Saturday, July 11, 2009

Under-represented

So the NY State assembly is back in business after a month of wasting our tax money on their stalemate.   This shows again that the members of society who care the least about the well-being of its people are the ones that represent them in government.  
Government bureaucracy has become such a joke that getting something reasonable passed through either local, state of federal government depends solely on the ability of the constituent to have properly greased the palms of everybody from the highest office to the fluffer girls down below.

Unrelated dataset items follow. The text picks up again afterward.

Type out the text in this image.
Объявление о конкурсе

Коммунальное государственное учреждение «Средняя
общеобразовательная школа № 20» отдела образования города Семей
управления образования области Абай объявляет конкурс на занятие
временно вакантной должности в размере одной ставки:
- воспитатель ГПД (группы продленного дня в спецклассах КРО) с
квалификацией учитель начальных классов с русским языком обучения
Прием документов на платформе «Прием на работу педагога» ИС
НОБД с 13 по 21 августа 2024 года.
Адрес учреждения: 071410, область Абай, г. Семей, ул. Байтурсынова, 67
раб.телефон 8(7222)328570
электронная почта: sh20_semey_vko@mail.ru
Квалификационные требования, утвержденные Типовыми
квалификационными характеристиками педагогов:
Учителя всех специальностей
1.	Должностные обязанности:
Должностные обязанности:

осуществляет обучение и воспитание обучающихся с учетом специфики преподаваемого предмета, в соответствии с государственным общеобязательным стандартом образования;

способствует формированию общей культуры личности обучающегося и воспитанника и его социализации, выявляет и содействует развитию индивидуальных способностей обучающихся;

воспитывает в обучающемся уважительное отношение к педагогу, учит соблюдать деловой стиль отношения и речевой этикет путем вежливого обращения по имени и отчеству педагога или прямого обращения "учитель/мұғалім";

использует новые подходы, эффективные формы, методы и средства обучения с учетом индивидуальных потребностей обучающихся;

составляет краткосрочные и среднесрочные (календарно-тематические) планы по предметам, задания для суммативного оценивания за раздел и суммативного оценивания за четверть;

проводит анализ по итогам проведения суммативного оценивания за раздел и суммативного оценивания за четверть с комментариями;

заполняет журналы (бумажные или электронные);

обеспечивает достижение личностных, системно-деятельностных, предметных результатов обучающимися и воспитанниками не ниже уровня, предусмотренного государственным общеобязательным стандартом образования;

But what it really does is bring a bigger issue to the forefront.  Is there any reason other than "because this is the way it is" that the entire state of New York is represented in Albany.  First of all,  there is no way that  such a corrupt group should be representing anybody let alone a state as complicated as New York but more importantly, all of New York being represented by one state government doesn't make any sense anymore.   This is not a state of farmers and manufacturing, the interests of the city people have nothing to do with the interest of the up-staters.  It has become obvious that in order to fix state government in a place like New York you would have to decouple the City from its upstate brother.   The mentality and outlook is completely different once you get north of Peekskill because not only does not nearly the amount of money we send to Albany come back down to NY City, we are also held hostage by corruption and politicians who stifle good concepts like Bloomberg's congestion pricing ideas.     This is where we have to take a stand and break up the state somewhere North of Westchester.
  For the city folks this would work because just like going to trial and you are suppose to get a jury of your peers, I think that you should be able to be represented by people who are your peers, not some hot-head from Buffalo.   I am sick of having my city dollars sent upstream and sent back short.   I am sick of having some clown from some rural part of the state decide how NYC should handle its congestion and pollution and I'm sick of having some fat-head like Tom Golisano and his billions of dollars be able to interrupt the state senate for a month at a time and I'm sick of paying for the plight of the upstater.   We have enough problems within this city to deal with that we don't need an entire welfare state pulling at our coffers.